In October 2012, ABRAXANE was approved by the U.S. Food and Drug Administration for the first-line treatment of locally advanced or metastatic non-small cell lung cancer, in combination with carboplatin, in patients who are not candidates for curative surgery or radiation therapy.
For the full prescribing information for ABRAXANE please visit http://www.abraxane.com.
About Celgene International Sàrl
Celgene International Sàrl, located in Boudry, in the Canton of Neuchâtel, Switzerland, is a wholly owned subsidiary and international headquarters of Celgene Corporation. Celgene Corporation, headquartered in Summit, New Jersey, is an integrated global pharmaceutical company engaged primarily in the discovery, development and commercialization of innovative therapies for the treatment of cancer and inflammatory diseases through gene and protein regulation. For more information, please visit the Company’s website at www.celgene.com.
This press release contains forward-looking statements, which are generally statements that are not historical facts. Forward-looking statements can be identified by the words “expects,” “anticipates,” “believes,” “intends,” “estimates,” “plans,” “will,” “outlook” and similar expressions.

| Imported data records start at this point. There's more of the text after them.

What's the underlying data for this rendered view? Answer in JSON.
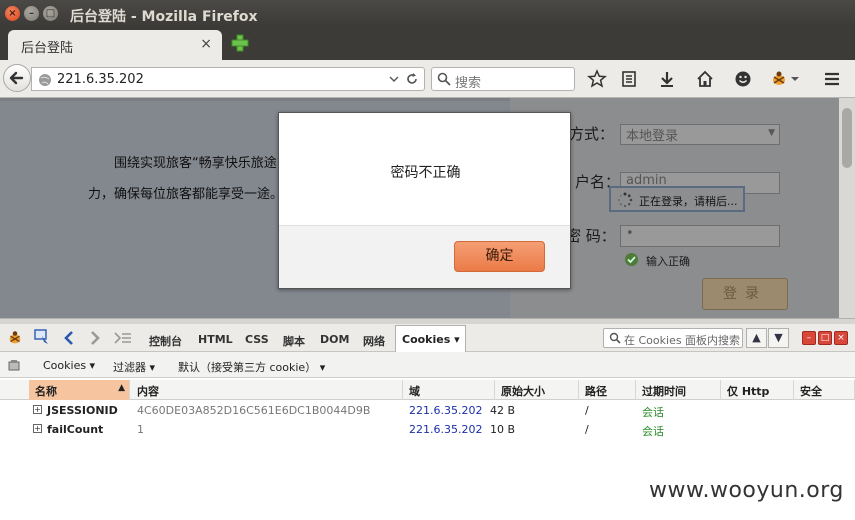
{
  "window": {
    "title": "后台登陆 - Mozilla Firefox"
  },
  "tab": {
    "label": "后台登陆",
    "close": "×"
  },
  "nav": {
    "url": "221.6.35.202",
    "search_placeholder": "搜索"
  },
  "page": {
    "intro_text": "围绕实现旅客“畅享快乐旅途”努力，确保每位旅客都能享受一途。",
    "form": {
      "login_method_label": "方式：",
      "login_method_value": "本地登录",
      "username_label": "户名：",
      "username_value": "admin",
      "password_label": "密  码：",
      "password_value": "•",
      "loading_text": "正在登录，请稍后...",
      "valid_hint": "输入正确",
      "submit_label": "登录"
    }
  },
  "modal": {
    "message": "密码不正确",
    "ok_label": "确定"
  },
  "devtools": {
    "tabs": [
      "控制台",
      "HTML",
      "CSS",
      "脚本",
      "DOM",
      "网络"
    ],
    "active_tab": "Cookies ▾",
    "search_placeholder": "在 Cookies 面板内搜索",
    "subbar": {
      "cookies_menu": "Cookies ▾",
      "filter_menu": "过滤器 ▾",
      "default_menu": "默认（接受第三方 cookie） ▾"
    },
    "columns": {
      "name": "名称",
      "content": "内容",
      "domain": "域",
      "raw_size": "原始大小",
      "path": "路径",
      "expires": "过期时间",
      "http_only": "仅 Http",
      "secure": "安全"
    },
    "rows": [
      {
        "name": "JSESSIONID",
        "content": "4C60DE03A852D16C561E6DC1B0044D9B",
        "domain": "221.6.35.202",
        "size": "42 B",
        "path": "/",
        "expires": "会话"
      },
      {
        "name": "failCount",
        "content": "1",
        "domain": "221.6.35.202",
        "size": "10 B",
        "path": "/",
        "expires": "会话"
      }
    ]
  },
  "watermark": "www.wooyun.org",
  "colors": {
    "modal_ok": "#ea7b47",
    "domain_link": "#1c2fa8",
    "expires_green": "#2a8a2a",
    "sort_header": "#f6c49f"
  }
}
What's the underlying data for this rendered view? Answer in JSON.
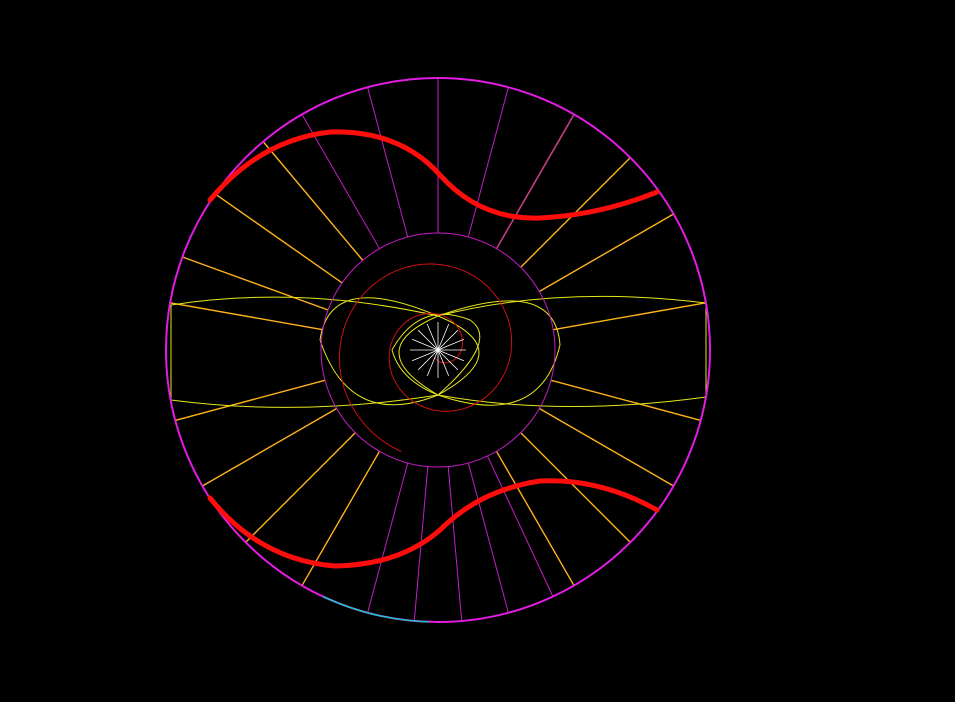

Forward-looking statements are based on management’s current plans, estimates, assumptions and projections, and speak only as of the date they are made. We undertake no obligation to update any forward-looking statement in light of new information or future events, except as otherwise required by law. Forward-looking statements involve inherent risks and uncertainties, most of which are difficult to predict and are generally beyond our control. Actual results or outcomes may differ materially from those implied by the forward-looking statements as a result of the impact of a number of factors, many of which are discussed in more detail in our Annual Report on Form 10-K and our other reports filed with the Securities and Exchange Commission.